Jenseits der regionalen Ausrichtung will Wolfram mit ihrem Haus, das künftig auf 3000 Quadratmetern 300.000 Jahre Menschheitsgeschichte widerspiegeln möchte, aber auch "in der Europa-Liga spielen, was die Modernität und die Ausstrahlung betrifft". Das heißt: "Wir wollen in Sonderausstellungen immer wieder etwas Fremdes zeigen - etwas, das auf den ersten Blick fremd anmutet." Eine Schau mit archäologischen Schätzen aus Vietnam soll dafür 2014/15 der Auftakt sein.

"Ja, das ist meine Premiere, der erste Besuch in diesem Haus", erzählt Sabine Wolfram, als sie am Mittwoch das ehemalige Kaufhaus Schocken an der Chemnitzer Brückenstraße betritt. Schon in diesem Sommer sollen die Museumsräume fertig sein, so kann mit dem Einzug begonnen werden. "Dann werde auch ich in Chemnitz wohnen und sicher beinahe täglich beim Einräumen dabei sein", sagt die Museumschefin in spe. Am Ausstellungskonzept selbst wird sie zwar nichts mehr ändern können, "aber um die Feinabstimmung will ich mich kümmern." Eine Findungskommission des Freistaates hat Sabine Wolfram unter 27 Bewerbern ausgesucht.

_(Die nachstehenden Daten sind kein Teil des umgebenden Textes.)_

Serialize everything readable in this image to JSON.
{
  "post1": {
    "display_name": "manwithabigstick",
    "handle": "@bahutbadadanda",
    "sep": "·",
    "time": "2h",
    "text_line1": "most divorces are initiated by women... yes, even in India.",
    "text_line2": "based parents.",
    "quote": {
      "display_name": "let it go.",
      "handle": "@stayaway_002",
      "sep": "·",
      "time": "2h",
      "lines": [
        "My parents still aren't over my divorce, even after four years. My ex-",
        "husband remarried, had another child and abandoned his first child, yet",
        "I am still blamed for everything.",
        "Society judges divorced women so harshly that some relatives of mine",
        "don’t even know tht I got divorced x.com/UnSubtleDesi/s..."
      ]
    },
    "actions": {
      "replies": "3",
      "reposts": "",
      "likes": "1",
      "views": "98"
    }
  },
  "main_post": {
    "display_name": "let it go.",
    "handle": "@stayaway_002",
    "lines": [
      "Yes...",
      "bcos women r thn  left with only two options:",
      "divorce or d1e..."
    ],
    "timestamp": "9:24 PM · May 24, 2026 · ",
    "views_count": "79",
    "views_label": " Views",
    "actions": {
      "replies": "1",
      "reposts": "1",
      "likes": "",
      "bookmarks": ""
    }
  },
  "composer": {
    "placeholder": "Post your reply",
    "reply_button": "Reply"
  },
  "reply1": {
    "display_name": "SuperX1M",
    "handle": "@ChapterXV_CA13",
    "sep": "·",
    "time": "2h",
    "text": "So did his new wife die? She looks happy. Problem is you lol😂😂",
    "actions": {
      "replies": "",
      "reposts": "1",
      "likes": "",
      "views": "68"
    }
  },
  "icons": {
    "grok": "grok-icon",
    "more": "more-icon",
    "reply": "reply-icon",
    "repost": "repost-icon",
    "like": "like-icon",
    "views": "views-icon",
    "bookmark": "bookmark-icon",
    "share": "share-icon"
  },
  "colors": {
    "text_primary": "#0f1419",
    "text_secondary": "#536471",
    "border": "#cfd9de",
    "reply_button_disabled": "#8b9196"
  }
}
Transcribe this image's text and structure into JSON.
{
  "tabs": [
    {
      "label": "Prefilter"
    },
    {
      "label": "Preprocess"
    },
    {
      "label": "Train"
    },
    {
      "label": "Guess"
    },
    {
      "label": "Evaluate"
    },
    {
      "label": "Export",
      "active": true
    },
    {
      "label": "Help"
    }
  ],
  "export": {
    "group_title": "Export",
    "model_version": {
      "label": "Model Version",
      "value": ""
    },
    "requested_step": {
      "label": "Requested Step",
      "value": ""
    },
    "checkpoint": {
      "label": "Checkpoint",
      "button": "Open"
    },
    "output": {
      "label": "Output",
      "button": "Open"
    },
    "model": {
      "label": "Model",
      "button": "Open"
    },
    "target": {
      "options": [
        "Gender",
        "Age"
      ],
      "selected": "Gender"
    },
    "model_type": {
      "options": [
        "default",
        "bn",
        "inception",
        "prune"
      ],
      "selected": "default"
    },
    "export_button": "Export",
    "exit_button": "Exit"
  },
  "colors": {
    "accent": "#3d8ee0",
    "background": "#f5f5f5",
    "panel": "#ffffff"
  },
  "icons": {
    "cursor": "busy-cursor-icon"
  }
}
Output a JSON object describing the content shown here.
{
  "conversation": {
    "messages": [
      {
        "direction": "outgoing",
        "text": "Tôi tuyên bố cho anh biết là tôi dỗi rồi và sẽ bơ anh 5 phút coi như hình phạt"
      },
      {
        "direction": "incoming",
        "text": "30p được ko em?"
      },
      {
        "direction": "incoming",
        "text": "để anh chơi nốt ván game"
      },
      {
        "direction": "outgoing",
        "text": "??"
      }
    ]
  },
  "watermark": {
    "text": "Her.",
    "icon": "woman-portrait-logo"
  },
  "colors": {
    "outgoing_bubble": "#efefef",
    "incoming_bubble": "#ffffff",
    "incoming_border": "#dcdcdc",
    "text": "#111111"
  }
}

Warum die Wahl auf sie fiel, deutet Landesarchäologin Regina Smolnik so an: 2003 zum Beispiel habe sie im niedersächsischen Landesmuseum für Natur und Mensch Oldenburg eine Ausstellung zum Thema Müll gesehen, deren Projektleiterin Sabine Wolfram war. Die Schau zeigte "Facetten von der Steinzeit bis zum Gelben Sack", was deutlich mache, dass der Bald-Chemnitzerin sowohl die klassische als auch die experimentelle Archäologie am Herzen liege.

Innovativ, vom Muff herkömmlicher Museumspräsentationen befreit, Museumsarbeit mit und für Kinder - das waren die schlaglichtartig gesetzten Formulierungen, mit denen man am Mittwoch versuchte, den Lärm auf der Baustelle zu übertönen. Der immer wieder verschobenen und nun auf 2013 terminierten Museumseröffnung sieht Sabine von Schorlemer "optimistisch entgegen" - wenn es gelänge, ursprünglich für 2013 eingeplante Gelder auf 2012 vorzuziehen. Das Finanzministerium jedenfalls habe sein Einverständnis bereits signalisiert.

Sabine Wolfram scheint von den Geburtswehen dieses Landesmuseums nicht viel mitbekommen zu haben. Verweigerte Leihgaben aus Dresdner Depots? Ein Archäologie-Museum mit oder ohne Wismut-Kunst? Das sind Themen aus der Vergangenheit, die nicht zu ihrer Zukunft gehören. "Doch um Unbequemes mache auch ich keinen Bogen." Ihr hauptsächliches Zukunftsthema lautet: Vernetzung.

Zum Beispiel: Nicht ein deutsches Museum, sondern drei werden die Vietnam-Schau auf die Beine stellen - so teilt man sich die Kosten und vervielfacht die Besucherzahlen. Auch eine Zusammenarbeit mit Sachsens Nachbarländern Tschechien und Polen hat Wolfram vor - und natürlich mit anderen Chemnitzer Museen wie Naturkunde-, Industriemuseum und Kunstsammlungen. Zwei davon haben auch eine Frau an der Spitze. Sie wird die dritte sein.